Груди ее налились и стали такими же, как у Кристал, чем она очень гордилась, однако живот пока рос медленно, и просторные кофты, которые она носила, скрывали беременность. Однако в конце января Гонора решила, что ей все же следует купить специальную одежду, и, отправившись в магазин, приобрела широкую габардиновую юбку с рядом пуговиц, позволяющих регулировать ее ширину по мере роста живота, и две просторные блузки.
Как-то морозным февральским вечером, когда Гонора лежала на диване, слушая по радио вечерний концерт и одновременно читая новый роман «Дом радости», в дверь постучали. Заложив страницу, Гонора направилась к двери, недоумевая, кто бы это мог быть.
На пороге стоял Ленглей, держа в руках до боли знакомый потертый чемодан.
— Папа, — выдохнула Гонора.
— Похоже, я скоро стану дедушкой.
Родной капризный голос напомнил ей детство, и, выронив книгу из рук, она бросилась ему на шею.
Ленглей сознался, что голоден, и Гонора помчалась готовить обед. Отец удобно устроился за кухонным алюминиевым столиком и, потягивая виски, оставшееся от Курта, рассказывал ей семейные новости. Джоселин перешла в новую школу и отлично учится, Кристал блистает на Клей-стрит.
— Сейчас с помощью известной американской фирмы она заново отделывает особняк, — добавил Ленглей.
Он с аппетитом съел баранью отбивную, которую Гонора приберегла себе на завтра, кусочками хлеба вычистил тарелку и явно остался доволен.
— Как твои издательские дела? — спросила Гонора, чистя картофель.
— Мои дела подождут. Сейчас я в отпуске. Расскажи мне о работе Курта.
Гонора начала рассказывать о пустынной земле, покрытой песками, которые надо закрепить, о строительстве асфальтовой дороги через эти зыбучие пески, о трудностях, с которыми придется столкнуться Курту.
— Аравийские пески! — воскликнул Ленглей. — Мне всегда хотелось побывать в тех краях! Но скажи, как Курт мог оставить тебя в твоем положении?
— Я ему не сказала о ребенке.
Ленглей вылил в стакан остатки виски и поставил пустую бутылку на подоконник.
— Черт возьми, Гонора, — воскликнул он, — как ты могла скрыть такое от своего мужа?
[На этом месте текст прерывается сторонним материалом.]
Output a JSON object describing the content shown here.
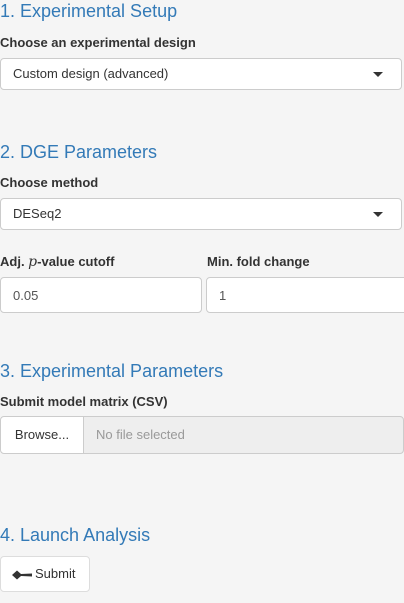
{
  "sections": {
    "setup": {
      "title": "1. Experimental Setup",
      "design_label": "Choose an experimental design",
      "design_value": "Custom design (advanced)"
    },
    "dge": {
      "title": "2. DGE Parameters",
      "method_label": "Choose method",
      "method_value": "DESeq2",
      "pvalue_label_prefix": "Adj. ",
      "pvalue_label_symbol": "p",
      "pvalue_label_suffix": "-value cutoff",
      "pvalue_value": "0.05",
      "fold_label": "Min. fold change",
      "fold_value": "1"
    },
    "params": {
      "title": "3. Experimental Parameters",
      "matrix_label": "Submit model matrix (CSV)",
      "browse_label": "Browse...",
      "file_status": "No file selected"
    },
    "launch": {
      "title": "4. Launch Analysis",
      "submit_label": "Submit",
      "submit_icon": "paper-plane-icon"
    }
  },
  "colors": {
    "heading": "#337ab7",
    "background": "#f5f5f5",
    "border": "#cccccc",
    "file_display_bg": "#eeeeee"
  }
}
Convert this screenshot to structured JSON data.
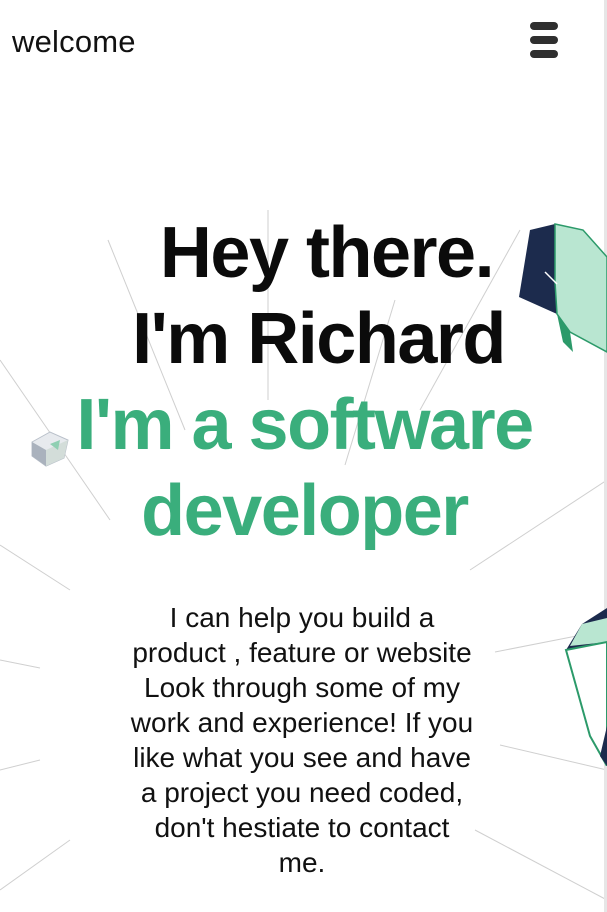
{
  "header": {
    "brand": "welcome",
    "menu_icon": "hamburger-menu-icon"
  },
  "hero": {
    "line1": "Hey there.",
    "line2": "I'm Richard",
    "line3": "I'm a software",
    "line4": "developer"
  },
  "intro": {
    "text": "I can help you build a product , feature or website Look through some of my work and experience! If you like what you see and have a project you need coded, don't hestiate to contact me."
  },
  "colors": {
    "accent": "#3aae7c",
    "heading": "#0b0b0b",
    "navy": "#1c2b4d",
    "mint": "#b9e6d1"
  }
}
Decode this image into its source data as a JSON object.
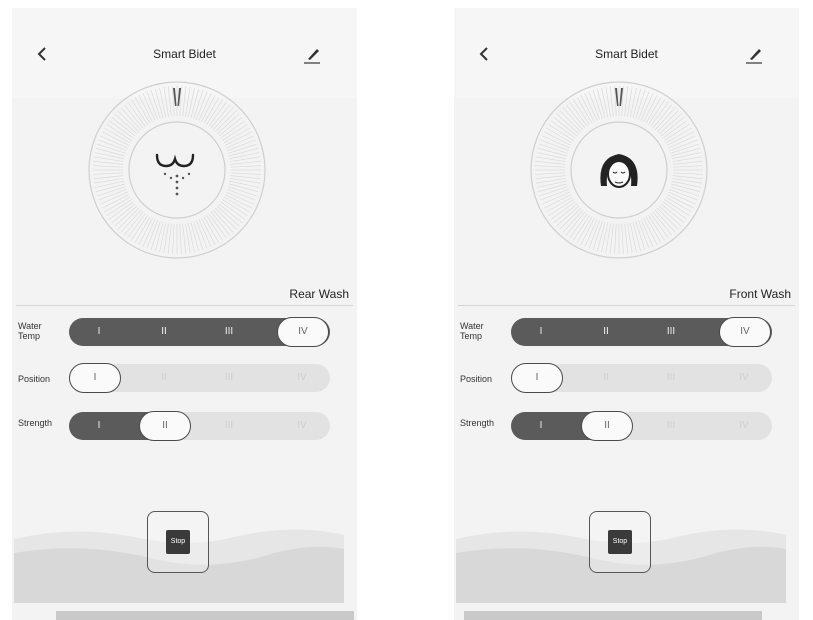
{
  "colors": {
    "accent": "#5b5b5b",
    "background": "#f3f3f3"
  },
  "left": {
    "title": "Smart Bidet",
    "mode": "Rear Wash",
    "dial_icon": "rear-wash-icon",
    "rows": [
      {
        "label": "Water Temp",
        "levels": [
          "I",
          "II",
          "III",
          "IV"
        ],
        "selected": 4
      },
      {
        "label": "Position",
        "levels": [
          "I",
          "II",
          "III",
          "IV"
        ],
        "selected": 1
      },
      {
        "label": "Strength",
        "levels": [
          "I",
          "II",
          "III",
          "IV"
        ],
        "selected": 2
      }
    ],
    "stop_label": "Stop"
  },
  "right": {
    "title": "Smart Bidet",
    "mode": "Front Wash",
    "dial_icon": "front-wash-icon",
    "rows": [
      {
        "label": "Water Temp",
        "levels": [
          "I",
          "II",
          "III",
          "IV"
        ],
        "selected": 4
      },
      {
        "label": "Position",
        "levels": [
          "I",
          "II",
          "III",
          "IV"
        ],
        "selected": 1
      },
      {
        "label": "Strength",
        "levels": [
          "I",
          "II",
          "III",
          "IV"
        ],
        "selected": 2
      }
    ],
    "stop_label": "Stop"
  }
}
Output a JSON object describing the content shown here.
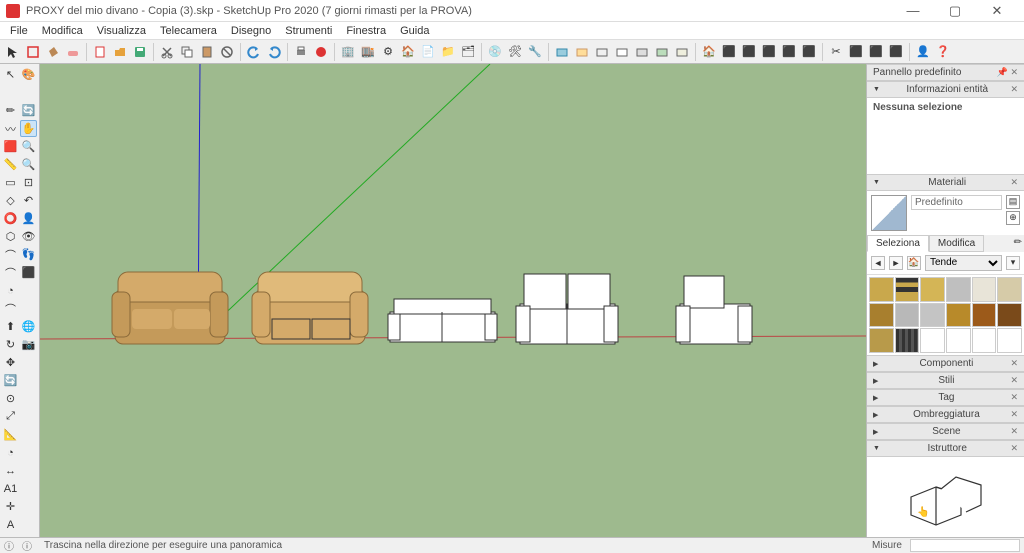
{
  "window": {
    "title": "PROXY del mio divano - Copia (3).skp - SketchUp Pro 2020 (7 giorni rimasti per la PROVA)"
  },
  "menu": [
    "File",
    "Modifica",
    "Visualizza",
    "Telecamera",
    "Disegno",
    "Strumenti",
    "Finestra",
    "Guida"
  ],
  "panels": {
    "default_tray": "Pannello predefinito",
    "entity_info": "Informazioni entità",
    "no_selection": "Nessuna selezione",
    "materials": "Materiali",
    "material_name": "Predefinito",
    "tab_select": "Seleziona",
    "tab_edit": "Modifica",
    "category": "Tende",
    "components": "Componenti",
    "styles": "Stili",
    "tag": "Tag",
    "shadows": "Ombreggiatura",
    "scenes": "Scene",
    "instructor": "Istruttore"
  },
  "statusbar": {
    "hint": "Trascina nella direzione per eseguire una panoramica",
    "measure_label": "Misure"
  },
  "material_swatches": [
    "#c9a84c",
    "linear-gradient(#333,#333 20%,#c9a84c 20%,#c9a84c 40%,#333 40%,#333 60%,#c9a84c 60%)",
    "#d4b556",
    "#bfbfbf",
    "#e8e4d8",
    "#d6cba8",
    "#a87f2e",
    "#b8b8b8",
    "#c4c4c4",
    "#b88a2a",
    "#9c5a1a",
    "#7a4a1a",
    "#b89a4a",
    "repeating-linear-gradient(90deg,#333 0 3px,#555 3px 6px)",
    "#fff",
    "#fff",
    "#fff",
    "#fff"
  ]
}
— Он бы тогда остался дома, а эта работа очень важна для его дальнейшей карьеры.
— И все же… ты обязана поставить его в известность. — Глаза Ленглея увлажнились, и Гонора поняла, что он вспомнил о матери, умершей при родах.
Вздохнув, Гонора помешала картофельные чипсы.
— Я напишу ему в самое ближайшее время. Папа, ты погостишь у меня?
— Здесь так тесно.
— Я буду спать на раскладушке, а ты займешь мою кровать.
— Может, мне лучше остановиться в гостинице? — спросил нерешительно Ленглей.
Гонора посмотрела на отца — старая вытертая рубашка, плохо отглаженный воротничок. Жалость сжала ей сердце.
— Папа, ты проехал сотни миль, чтобы повидаться со мной! О какой гостинице ты говоришь? Об этом не может быть и речи.
В последующие дни Гонора возила отца осматривать город. Она чувствовала себя узником, вырвавшимся из заточения, и была очень счастлива.